The provider-facts live in `dispatch_relay.core` (one place, never duplicated per backend):

- `DEFAULTS: dict[str, str]` — the abstract-key → model-id table. The core passes `default=DEFAULTS[key]` into `ConfigSource.resolve`.
- `extract_usage(provider, raw) → UsageRecord | None` — the single place that knows each provider's usage-from-raw shape. **Anthropic dual-path**: prefer `raw.response_metadata["usage"]` (the uncached remainder), fall back to `raw.usage_metadata` only if absent (using the wrong one double-counts). The **model name** comes from `raw.response_metadata["model_name"]` (both Anthropic and Gemini surface it there — a real LangChain `AIMessage` has no top-level `.model` attribute), falling back to `""`. Returns `None` when no usage metadata is present.
- `resolve_usage(response, provider, model) → UsageRecord | None` — the **locked reconciliation rule**: resolve `response.usage if response.usage is not None else extract_usage(provider, response.raw)`, then **stamp the authoritative `model`** — the dispatch call knows the configured `model`, so the dispatch-arg model always wins over whatever the raw echoed (via `dataclasses.replace`). Returns `None` unchanged when there's no usage (the subscription lane). `LLMResponse.usage` is a real escape hatch — a backend MAY pre-populate it; else the core extracts.

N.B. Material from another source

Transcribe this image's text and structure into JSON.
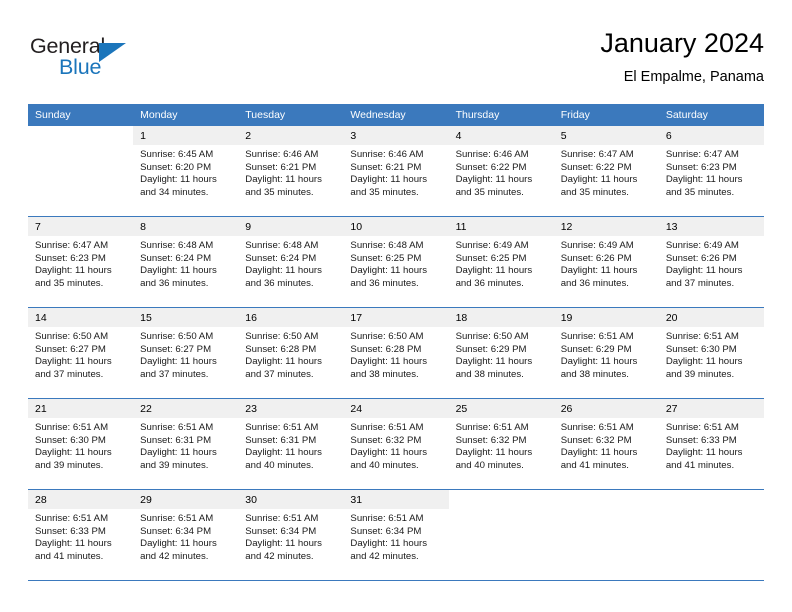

Both shipped backends return `LLMResponse(usage=None)`; the core extracts usage. The `DefaultDispatchBackend` derives `text` from `raw.content`: a `str` passes through; an Anthropic content **list** has its `type=="text"` blocks joined (non-text blocks skipped); anything else falls back to `str(raw)`. That fallback is only the default backend's degenerate case — real subscription backends (raws are **dicts**, not strings) construct `text` explicitly and pass `usage=None` with `billing="subscription"`.

## The pure cost model (`dispatch_relay.cost`)

`estimate_cost(*, prompt, tier="flash", provider="gemini", output_tokens_max=1024, cache_hit_ratio=0.0, role="agents") -> dict` — a single source of cost truth. Pricing tables for Gemini / Anthropic / OpenAI, the Gemini Flex 50% rebate gate, Anthropic + OpenAI cache-ratio math. Zero deps.

## Usage

```python
from dispatch_relay import estimate_cost, DefaultConfigSource, DEFAULTS

DefaultConfigSource().resolve("gemini_flash", "council", DEFAULTS["gemini_flash"])
# -> "gemini-2.5-flash"  (env GEMINI_FLASH_MODEL wins if set)
estimate_cost(prompt=10_000, tier="sonnet", provider="anthropic", output_tokens_max=512)
```

## Authors

Pierre Samson and Claude. MIT licensed.